Antes de terminar su exposición un revuelo se produce en la zona en donde el viejo operario lucha con la torre de esparto, torre que ha liberado de golpe toda la presión y ha hecho volar los restos del orujo. Velozmente los hombres se abalanzan sobre él. El más joven trata de liberarlo del bastidor tirando de las mangas de la camisa. Un rastro de sangre que sobrenada en la cubeta tiñe el aceite de un rojo intenso. Una vez liberado, el que está más cerca descubre que una enorme astilla le ha atravesado el pecho. Las láminas de esparto quedan esparcidas por el suelo y los restos de la palanca quebrantada quedan en un extremo del molino en donde tratan de pasar desapercibidas entre unos cestos de olivas negras y picudas que esperan su turno a un lado de la prensa.

—¡A Écija! ¡Hay que llevarlo al hospital! —ordena el capataz. ¡Manuel, no hables! —suplica el más joven.

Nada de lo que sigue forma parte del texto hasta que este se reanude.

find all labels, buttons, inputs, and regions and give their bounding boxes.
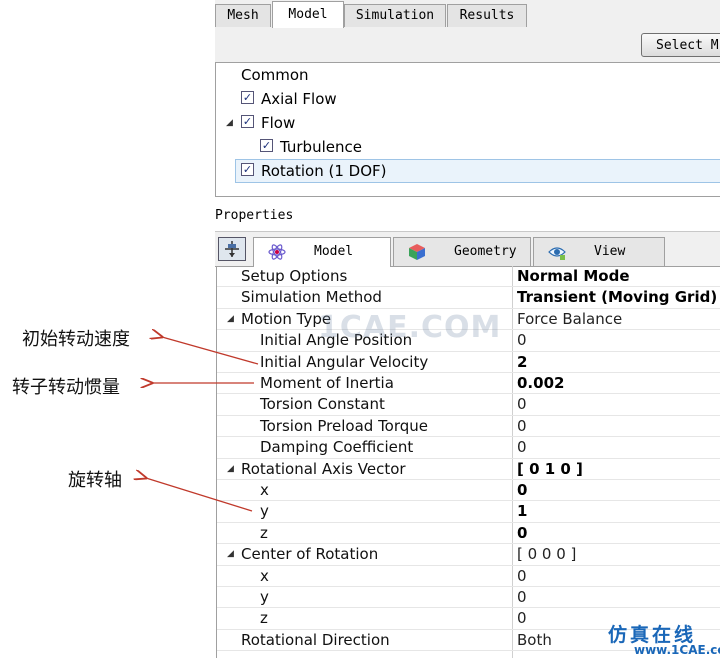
arrow-initial-speed bbox=[162, 337, 259, 365]
site-logo: 仿真在线 www.1CAE.com bbox=[604, 620, 720, 660]
logo-line2: www.1CAE.com bbox=[634, 643, 720, 657]
watermark-text: 1CAE.COM bbox=[318, 310, 502, 345]
arrow-rotation-axis bbox=[146, 478, 253, 512]
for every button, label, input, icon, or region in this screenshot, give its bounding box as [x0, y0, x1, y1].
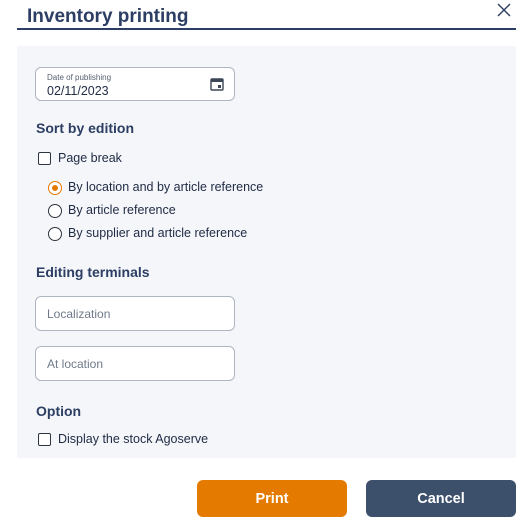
form-panel — [17, 46, 516, 458]
page-break-label: Page break — [58, 151, 122, 165]
cancel-button[interactable]: Cancel — [366, 480, 516, 517]
editing-terminals-heading: Editing terminals — [36, 264, 150, 280]
radio-article-reference[interactable] — [48, 204, 62, 218]
print-button[interactable]: Print — [197, 480, 347, 517]
radio-article-reference-label: By article reference — [68, 203, 176, 217]
date-field-label: Date of publishing — [47, 73, 112, 82]
page-break-checkbox[interactable] — [38, 152, 51, 165]
sort-by-edition-heading: Sort by edition — [36, 120, 134, 136]
option-heading: Option — [36, 403, 82, 419]
date-of-publishing-field[interactable]: Date of publishing 02/11/2023 — [35, 67, 235, 101]
localization-input[interactable] — [35, 296, 235, 331]
close-icon[interactable] — [494, 0, 514, 20]
dialog-title: Inventory printing — [27, 6, 189, 27]
radio-location-article-label: By location and by article reference — [68, 180, 264, 194]
radio-location-article[interactable] — [48, 181, 62, 195]
radio-supplier-article[interactable] — [48, 227, 62, 241]
radio-supplier-article-label: By supplier and article reference — [68, 226, 248, 240]
date-field-value: 02/11/2023 — [47, 84, 109, 98]
display-stock-checkbox[interactable] — [38, 433, 51, 446]
calendar-icon[interactable] — [210, 77, 224, 91]
display-stock-label: Display the stock Agoserve — [58, 432, 209, 446]
at-location-input[interactable] — [35, 346, 235, 381]
title-divider — [17, 28, 516, 30]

Pero Manuel no habla. Manuel apenas puede respirar, y su jadeo acompaña el rumor del motor cuando enfilan el primer repecho del camino. Atrás van quedando los silos plateados de la factoría, las explotaciones agrícolas disgregadas en algún descosido del campo y los tallos indecisos de la soja. Un momento u otro le asaltará la duda al comprobar en el GPS que Écija se ha oscurecido en su pantalla de la misma manera que se va apagando el hálito de Manuel. De pronto alcanzan un trigal que ha logrado acaparar todos los matices del oro, y que en un gesto de abandono se ha dejado seducir también por la apacible frescura de las jaras.

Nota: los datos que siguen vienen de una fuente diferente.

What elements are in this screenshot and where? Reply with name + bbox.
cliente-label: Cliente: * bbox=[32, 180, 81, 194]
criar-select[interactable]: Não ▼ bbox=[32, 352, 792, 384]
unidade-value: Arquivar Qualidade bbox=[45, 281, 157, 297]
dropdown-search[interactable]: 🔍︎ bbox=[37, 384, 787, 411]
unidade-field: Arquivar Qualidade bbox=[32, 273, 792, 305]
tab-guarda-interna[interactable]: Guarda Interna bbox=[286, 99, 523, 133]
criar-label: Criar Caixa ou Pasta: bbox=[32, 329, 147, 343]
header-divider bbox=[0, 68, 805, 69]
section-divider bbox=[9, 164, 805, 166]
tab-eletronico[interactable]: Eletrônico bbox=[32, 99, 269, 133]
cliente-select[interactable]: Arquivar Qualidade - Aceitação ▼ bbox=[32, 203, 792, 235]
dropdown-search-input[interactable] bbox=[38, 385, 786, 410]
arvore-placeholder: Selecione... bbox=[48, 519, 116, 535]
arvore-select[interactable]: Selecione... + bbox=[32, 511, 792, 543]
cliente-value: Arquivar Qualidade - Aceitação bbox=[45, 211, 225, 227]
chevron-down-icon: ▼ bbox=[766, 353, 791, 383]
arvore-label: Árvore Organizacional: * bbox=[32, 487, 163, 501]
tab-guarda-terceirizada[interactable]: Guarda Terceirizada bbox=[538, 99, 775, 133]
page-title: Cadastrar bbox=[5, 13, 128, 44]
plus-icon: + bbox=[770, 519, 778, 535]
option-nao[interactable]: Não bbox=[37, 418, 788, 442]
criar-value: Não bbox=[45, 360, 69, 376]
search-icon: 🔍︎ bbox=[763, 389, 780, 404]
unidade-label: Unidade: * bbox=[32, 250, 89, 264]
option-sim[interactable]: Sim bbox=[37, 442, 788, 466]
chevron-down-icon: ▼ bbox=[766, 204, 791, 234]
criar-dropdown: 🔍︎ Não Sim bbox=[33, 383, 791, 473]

Viajan en silencio en medio de aquella abundancia de trigales, mientras el más joven intenta taponar la herida de Manuel. El capataz contempla sus manos ensangrentadas y comprueba que tienen el mismo tono que el orín ferroso de las limonitas. Entonces  Manuel se apaga cuando alcanzan las tierras que en barbecho sestean en sabático descanso.

—¡Y aún dicen que el aceite es caro! —exclamará con rabia el capataz.